C’était un enfant sombre et taciturne. On s’efforçait de le distraire, on l’accablait de jouets et de divertissements qui ne servirent pendant longtemps qu’à l’attrister davantage. Enfin on prit le parti de ne pas contrarier le goût qu’il montrait pour l’étude, et en effet, cette passion satisfaite lui donna plus d’animation; mais cela ne fit que changer sa mélancolie calme et languissante en une exaltation bizarre, mêlée d’accès de chagrin dont les causes étaient impossibles à prévoir et à détourner. Par exemple, lorsqu’il voyait des pauvres, il fondait en larmes, et se dépouillait de toutes ses petites richesses, se reprochant et s’affligeant toujours de ne pouvoir leur donner assez. S’il voyait battre un enfant, ou rudoyer un paysan, il entrait dans de telles indignations, qu’il tombait ou évanoui, ou en convulsion pour des heures entières. Tout cela annonçait un bon naturel et un grand cœur; mais les meilleures qualités poussées à l’excès deviennent des défauts ou des ridicules. La raison ne se développait point dans le jeune Albert en même temps que le sentiment et l’imagination. L’étude de l’histoire le passionnait sans l’éclairer. Il était toujours, en apprenant les crimes et les injustices des hommes, agité d’émotions par trop naïves, comme ce roi barbare qui, en écoutant la lecture de la passion de Notre-Seigneur, s’écriait en brandissant sa lance: “Ah! si j’avais été là avec mes hommes d’armes, de telles choses ne seraient pas arrivées! j’aurais haché ces méchants Juifs en mille pièces!”
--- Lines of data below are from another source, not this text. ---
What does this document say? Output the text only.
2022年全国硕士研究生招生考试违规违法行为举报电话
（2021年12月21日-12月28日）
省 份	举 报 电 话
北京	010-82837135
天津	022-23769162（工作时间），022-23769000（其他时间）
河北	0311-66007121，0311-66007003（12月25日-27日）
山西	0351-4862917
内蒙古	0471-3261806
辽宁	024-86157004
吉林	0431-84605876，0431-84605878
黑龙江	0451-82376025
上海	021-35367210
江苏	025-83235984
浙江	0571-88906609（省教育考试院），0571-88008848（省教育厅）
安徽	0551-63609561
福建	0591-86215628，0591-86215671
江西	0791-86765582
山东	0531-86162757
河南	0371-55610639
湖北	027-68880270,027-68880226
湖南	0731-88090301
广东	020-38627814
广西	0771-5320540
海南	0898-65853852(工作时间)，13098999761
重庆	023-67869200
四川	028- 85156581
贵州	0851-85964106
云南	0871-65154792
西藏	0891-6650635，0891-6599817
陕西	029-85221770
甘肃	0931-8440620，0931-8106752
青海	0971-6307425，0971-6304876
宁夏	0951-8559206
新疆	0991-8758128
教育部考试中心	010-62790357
Albert ne pouvait pas accepter les hommes pour ce qu’ils ont été et pour ce qu’ils sont encore. Il trouvait le ciel injuste de ne les avoir pas créés tous bons et compatissants comme lui; et à force de tendresse et de vertu, il ne s’apercevait pas qu’il devenait impie et misanthrope. Il ne comprenait que ce qu’il éprouvait, et, à dix-huit ans, il était aussi incapable de vivre avec les hommes et de jouer dans la société le rôle que sa position exigeait, que s’il n’eût eu que six mois. Si quelqu’un émettait devant lui une de ces pensées d’égoïsme dont notre pauvre monde fourmille et sans lequel il n’existerait pas, sans se soucier de la qualité de cette personne, ni des égards que sa famille pouvait lui devoir, il lui montrait sur-le-champ un éloignement invincible, et rien ne l’eût décidé à lui faire le moindre accueil. Il faisait sa société des êtres les plus vulgaires et les plus disgraciés de la fortune et même de la nature. Dans les jeux de son enfance, il ne se plaisait qu’avec les enfants des pauvres, et surtout avec ceux dont la stupidité ou les infirmités n’eussent inspiré à tout autre que l’ennui et le dégoût. Il n’a pas perdu ce singulier penchant, et vous ne serez pas longtemps ici sans en avoir la preuve.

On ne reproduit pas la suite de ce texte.